Internal Chatbot
This case study covers a broader internal chatbot built for employee use. It is separate from the developer portal chatbot because this application has a wider scope: it can answer general questions, support developer-focused use cases, and use different Bedrock agents, knowledge bases, and action groups depending on the request.
Project Summary
The application is built with Next.js and Material UI. The architecture has changed over time as our understanding of Amazon Bedrock and internal AI use cases has evolved. It originally called an AWS Lambda function that interacted with Bedrock directly. The current approach uses Amazon Bedrock agents, collaborating agents, knowledge bases, and Lambda-backed action groups.
The Problem
The goal was to create an internal AI assistant that could support more than one type of question. Some questions needed information from the developer portal.
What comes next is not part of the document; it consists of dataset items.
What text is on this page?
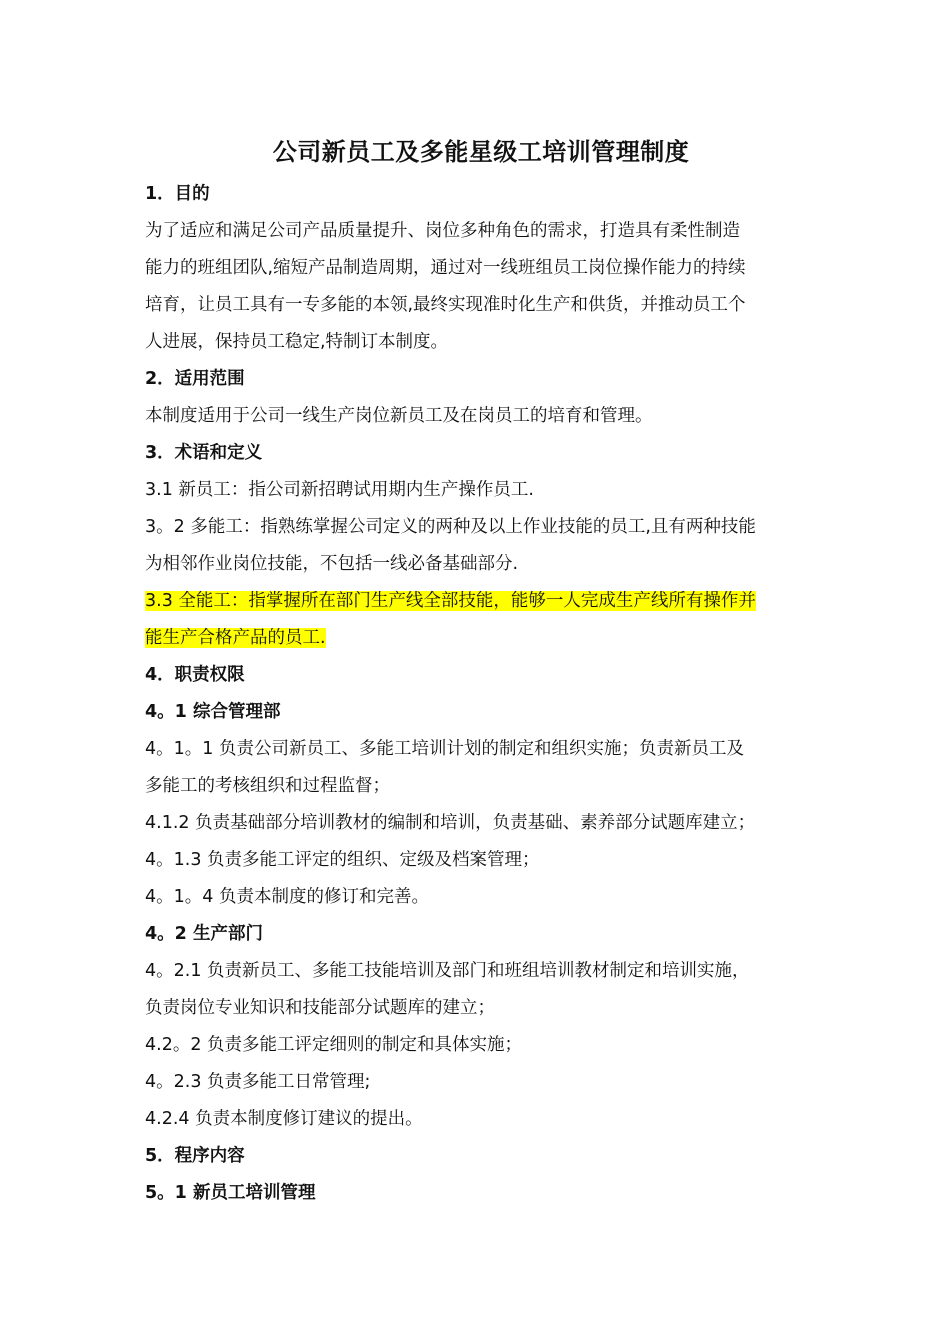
公司新员工及多能星级工培训管理制度

1．目的

为了适应和满足公司产品质量提升、岗位多种角色的需求，打造具有柔性制造

能力的班组团队,缩短产品制造周期，通过对一线班组员工岗位操作能力的持续

培育，让员工具有一专多能的本领,最终实现准时化生产和供货，并推动员工个

人进展，保持员工稳定,特制订本制度。

2．适用范围

本制度适用于公司一线生产岗位新员工及在岗员工的培育和管理。

3．术语和定义

3.1 新员工：指公司新招聘试用期内生产操作员工.

3。2 多能工：指熟练掌握公司定义的两种及以上作业技能的员工,且有两种技能

为相邻作业岗位技能，不包括一线必备基础部分.

3.3 全能工：指掌握所在部门生产线全部技能，能够一人完成生产线所有操作并

能生产合格产品的员工.

4．职责权限

4。1 综合管理部

4。1。1 负责公司新员工、多能工培训计划的制定和组织实施；负责新员工及

多能工的考核组织和过程监督；

4.1.2 负责基础部分培训教材的编制和培训，负责基础、素养部分试题库建立；

4。1.3 负责多能工评定的组织、定级及档案管理；

4。1。4 负责本制度的修订和完善。

4。2 生产部门

4。2.1 负责新员工、多能工技能培训及部门和班组培训教材制定和培训实施，

负责岗位专业知识和技能部分试题库的建立；

4.2。2 负责多能工评定细则的制定和具体实施；

4。2.3 负责多能工日常管理;

4.2.4 负责本制度修订建议的提出。

5．程序内容

5。1 新员工培训管理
Others were more general or related to writing code, especially in the AWS SDK for JavaScript and Node.js ecosystem. The system needed enough flexibility to route requests to the right source of information without making the user understand the underlying architecture.
My Role
- Built the chatbot experience across the front end and back end.
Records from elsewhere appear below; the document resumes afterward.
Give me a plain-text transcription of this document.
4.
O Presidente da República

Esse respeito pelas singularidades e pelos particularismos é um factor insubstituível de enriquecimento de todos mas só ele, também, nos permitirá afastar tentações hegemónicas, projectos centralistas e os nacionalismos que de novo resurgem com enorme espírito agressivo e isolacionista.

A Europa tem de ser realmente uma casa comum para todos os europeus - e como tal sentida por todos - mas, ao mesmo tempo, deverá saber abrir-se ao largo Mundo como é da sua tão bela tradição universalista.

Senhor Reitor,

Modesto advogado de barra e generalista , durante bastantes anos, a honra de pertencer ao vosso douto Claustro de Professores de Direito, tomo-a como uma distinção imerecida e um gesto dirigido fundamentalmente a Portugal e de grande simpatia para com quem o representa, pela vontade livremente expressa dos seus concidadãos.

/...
- Implemented the Next.js UI and Material UI-based chat interface.
- Built support for rendering Markdown responses, including code examples.
- Integrated the application with Amazon Bedrock and AWS Lambda.
- Adapted the architecture as the project moved from direct model invocation toward Bedrock agents and collaborating agents.
- Configured knowledge-base usage for developer portal content and AWS SDK for JavaScript reference material.
Architecture
The current architecture uses a coordinating Bedrock agent that can work with collaborating agents. Those collaborating agents can use knowledge bases for retrieval and action groups backed by Lambda functions for additional processing. This gives the chatbot a path to answer portal-specific questions, general questions, and SDK-related questions through different supporting resources.
Key Decisions
- Used Next.js for the front end because it fit the rest of the internal platform work and let me build a focused chat experience quickly.
- Added Markdown rendering so generated answers could include readable formatting and code examples.
- Added an AWS SDK for JavaScript knowledge base to improve answers for a JavaScript and Node.js engineering environment.
- Moved toward Bedrock agents as requirements shifted toward a more agentic architecture with collaborating agents and action groups.
Challenges
The hardest part of this work has been that the architecture has continued to evolve while the AI tooling itself is still new to the team. Bedrock agents, knowledge bases, and action groups make some workflows easier, but they also add more moving pieces. The answers also are not always completely correct, even with knowledge-base grounding, so the system has to be treated as an assistant rather than an authority.
Outcome
The result is an internal chatbot experience that gave employees a practical way to experiment with AI-assisted answers and gave our team a working foundation for Bedrock agent architecture. It also pushed me deeper into full-stack AI implementation, from front-end interaction design to Lambda services, knowledge-base configuration, and agent orchestration.